00:04:51.560And that is obviously concerning because when their brains are developing,
00:04:54.800children are especially prone to falling into addictive behaviors that, once learned, can affect them for the rest of their lives.
00:05:00.220We are mentally and emotionally deforming entire generations of children who do not know how to interact with the world unless it is filtered through a tiny screen.
00:05:12.780It is impacting the future of our civilization.
00:05:15.080If we could look into a crystal ball and see what the world will look like 100 years from now,
00:05:19.840it would probably terrify us so much that we would call for the ban of every social media company and every smartphone in existence.
00:05:26.920And this is why we need to protect children in particular.
00:05:29.220We already protect them from all kinds of other things that we have judged to be toxic or inappropriate for them.

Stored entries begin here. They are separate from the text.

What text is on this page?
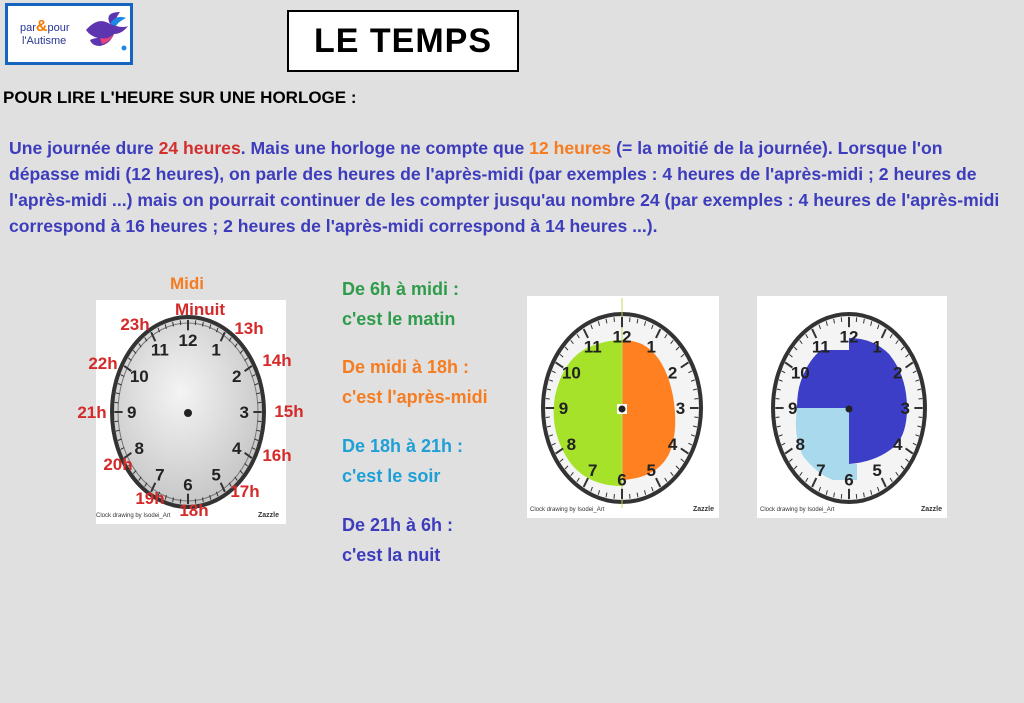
par&pour
l'Autisme	LE TEMPS
POUR LIRE L'HEURE SUR UNE HORLOGE :
Une journée dure 24 heures. Mais une horloge ne compte que 12 heures (= la moitié de la journée). Lorsque l'on dépasse midi (12 heures), on parle des heures de l'après-midi (par exemples : 4 heures de l'après-midi ; 2 heures de l'après-midi ...) mais on pourrait continuer de les compter jusqu'au nombre 24 (par exemples : 4 heures de l'après-midi correspond à 16 heures ; 2 heures de l'après-midi correspond à 14 heures ...).
Midi
12
1
2
3
4
5
6
7
8
9
10
11
Clock drawing by Isodei_Art	Zazzle
Minuit
13h
14h
15h
16h
17h
18h
19h
20h
21h
22h
23h
De 6h à midi :
c'est le matin
De midi à 18h :
c'est l'après-midi
De 18h à 21h :
c'est le soir
De 21h à 6h :
c'est la nuit
12
1
2
3
4
5
6
7
8
9
10
11
Clock drawing by Isodei_Art	Zazzle
12
1
2
3
4
5
6
7
8
9
10
11
Clock drawing by Isodei_Art	Zazzle
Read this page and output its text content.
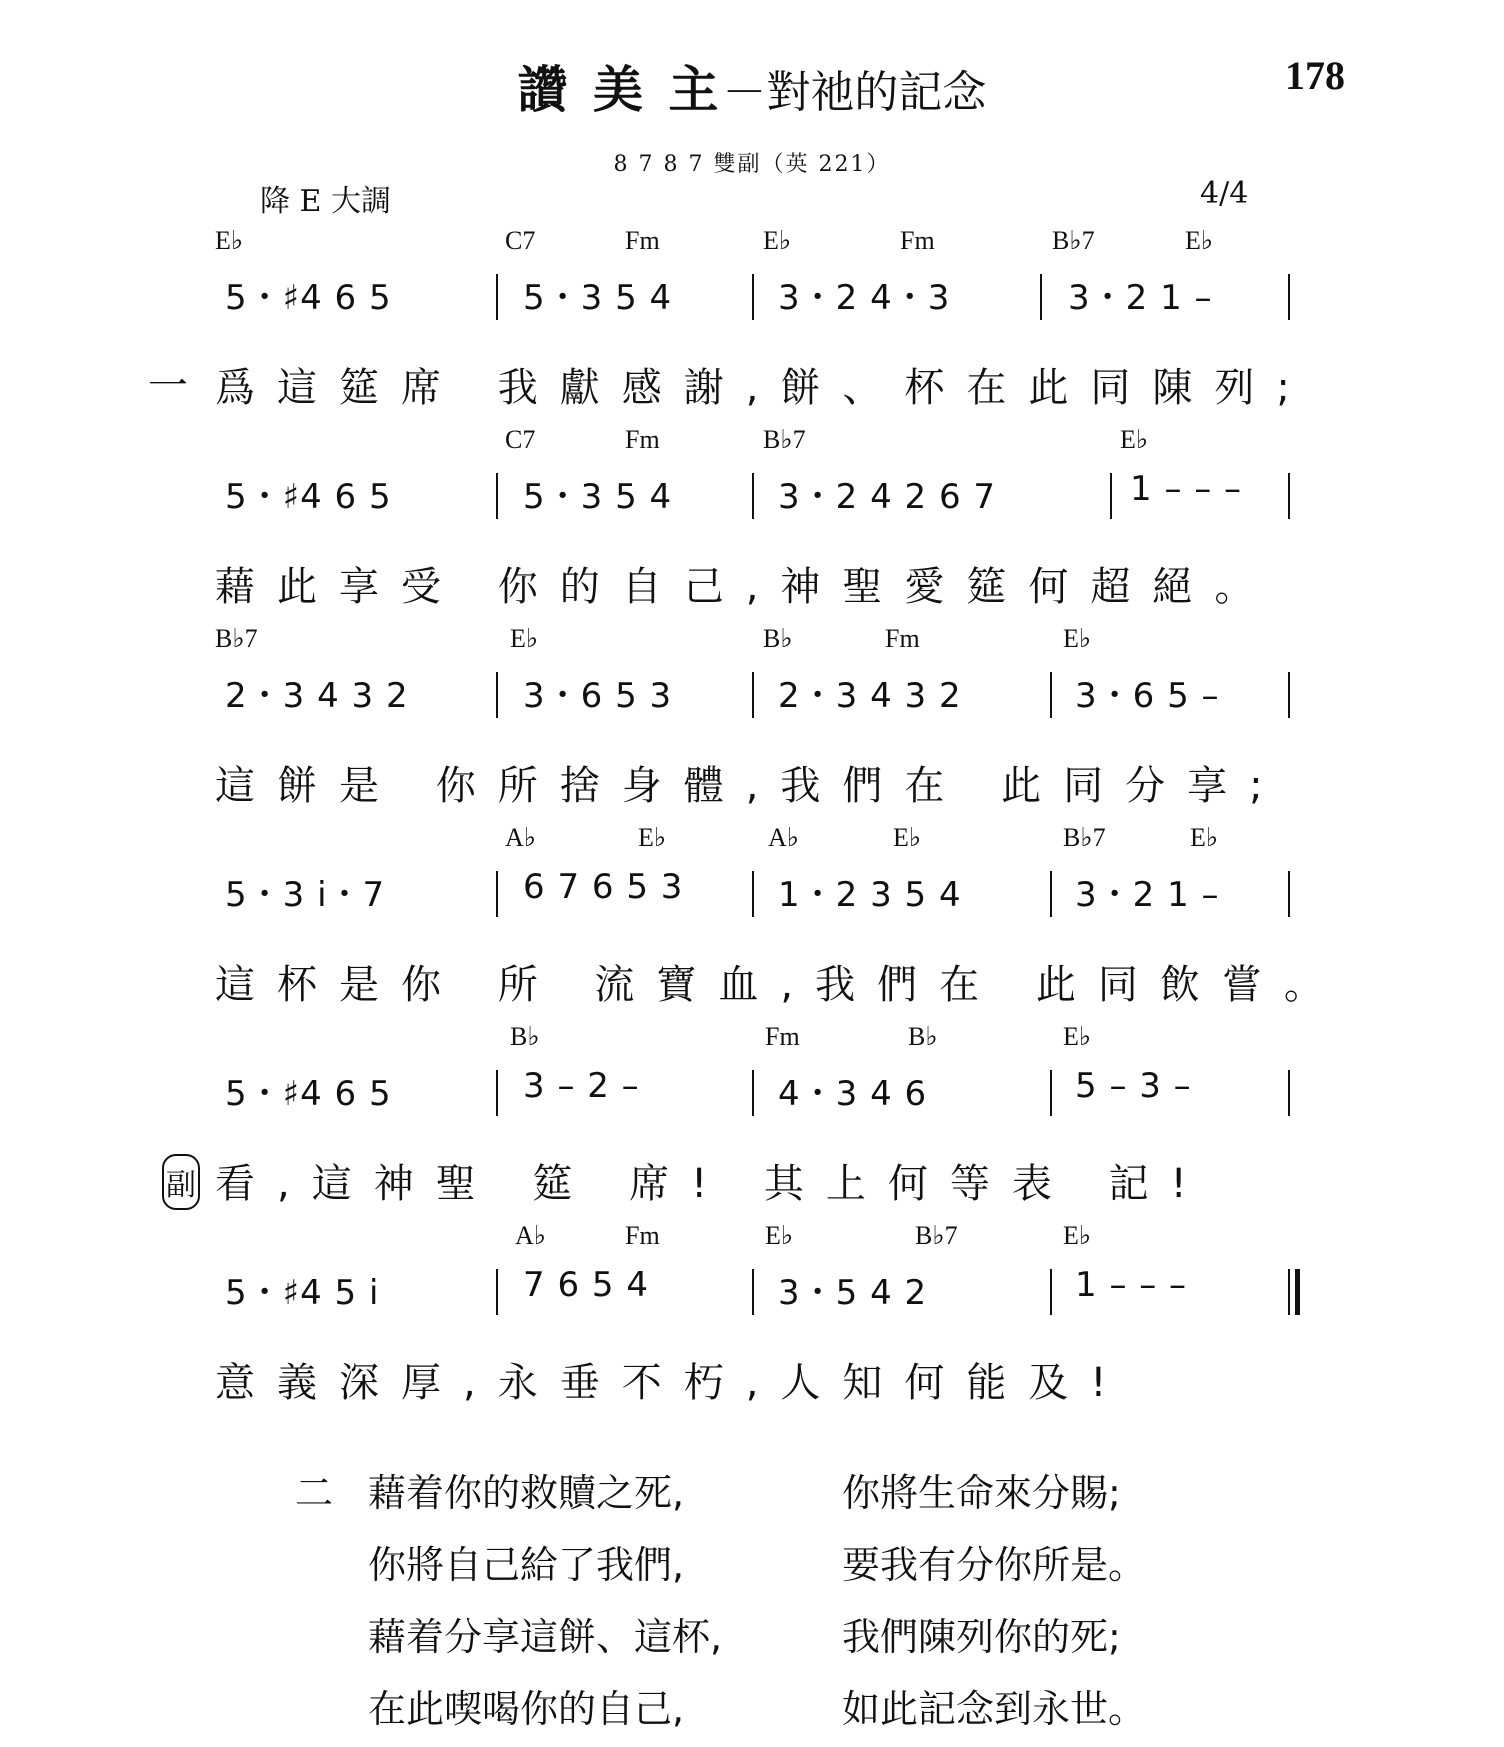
讚 美 主－對祂的記念	178
8 7 8 7 雙副（英 221）
降 E 大調	4/4
E♭	C7	Fm	E♭	Fm	B♭7	E♭
5・♯4 6 5	5・3 5 4	3・2 4・3	3・2 1 –
一 爲這筵席 我獻感謝,餅、杯在此同陳列;
C7	Fm	B♭7	E♭
5・♯4 6 5	5・3 5 4	3・2 4 2 6 7	1 – – –
藉此享受 你的自己,神聖愛筵何超絕。
B♭7	E♭	B♭	Fm	E♭
2・3 4 3 2	3・6 5 3	2・3 4 3 2	3・6 5 –
這餅是 你所捨身體,我們在 此同分享;
A♭	E♭	A♭	E♭	B♭7	E♭
5・3 i・7	6 7 6 5 3	1・2 3 5 4	3・2 1 –
這杯是你 所 流寶血,我們在 此同飲嘗。
B♭	Fm	B♭	E♭
5・♯4 6 5	3 – 2 –	4・3 4 6	5 – 3 –
副 看,這神聖 筵 席! 其上何等表 記!
A♭	Fm	E♭	B♭7	E♭
5・♯4 5 i	7 6 5 4	3・5 4 2	1 – – –
意義深厚,永垂不朽,人知何能及!
二 藉着你的救贖之死,	你將生命來分賜;
你將自己給了我們,	要我有分你所是。
藉着分享這餅、這杯,	我們陳列你的死;
在此喫喝你的自己,	如此記念到永世。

00:05:34.700We don't allow children to say, you know, to say gamble or smoke or drink alcohol.
00:05:40.140We also already regulate how companies can engage with children on the Internet.
00:05:44.320There's something called the Children's Online Privacy Protection Act, for example.
00:05:47.780And among other things, that law requires that websites get parental consent before they allow children to post photos, videos,
00:05:52.880or audio recordings of themselves or any other, you know, identifying personal information.
00:05:57.020This law is the reason why major social media platforms, including Instagram, Snapchat, and Facebook,
00:06:01.720already prohibit children under the age of 13 from using their platforms.
00:06:05.560So what Florida's law does is slightly expand limitations like this to social media platforms that are targeting young children.
00:06:13.300Now, in response to the Florida law, one of the most common counterarguments you'll hear is that children will just circumvent the ban,
00:06:18.120as they've already circumvented the Children's Online Privacy Protection Act.
00:06:21.440All kids have to do is provide a fake birth date and they can make an Instagram account.
00:06:25.060But all this tells us is that the feds aren't concerned with enforcing that law.
00:06:29.100Florida is taking a different approach.
00:06:30.520And we've already seen that when states actually want to enforce these laws, they can get results.
00:06:34.980Many of the laws that we call unenforceable, it's because there's no real attempt to enforce them.
00:06:39.280But when there is an attempt, you know, it's amazing.
00:06:42.320How many laws can be enforced if you actually try to enforce them?
00:06:48.780The other common counterargument you'll hear is that parents should be in charge of policing this sort of thing, not the government.
00:06:53.960From now on, we're going to limit the time we spend looking at our stupid phones.
00:07:00.200That's one of the major arguments that came up in Florida.
00:07:02.320It's why DeSantis vetoed another version of legislation which would have prevented 14-year-olds from accessing these apps, even with parental consent.
00:07:08.800So the final bill is kind of a compromise position, which addressed the concerns of the parental rights dissenters.
00:07:16.200But the truth is that although parents should be the ones policing their children's social media use, many parents don't.
00:07:23.120Or many parents try and they're not able to do it, you know, sufficiently.
00:07:26.840It's also true that parents should stop their kids from drinking alcohol or using tobacco products, but they don't always do that either.
00:07:33.780You know, that's why we still have laws against those things, and most people don't think that those laws should be repealed for good reason.
00:07:41.060What this means is that Florida, without much fanfare, has found a solution to the TikTok debate that has dominated Congress for the past several weeks.
00:07:47.240All we have to do is what we've done before.
00:07:49.500We don't have to open the door to future government bans on Twitter or any other social media platform.
00:07:53.500We just need to do something that's fallen out of favor recently, which is to protect children from strangers on the internet and from the internet itself, which wants to harm them.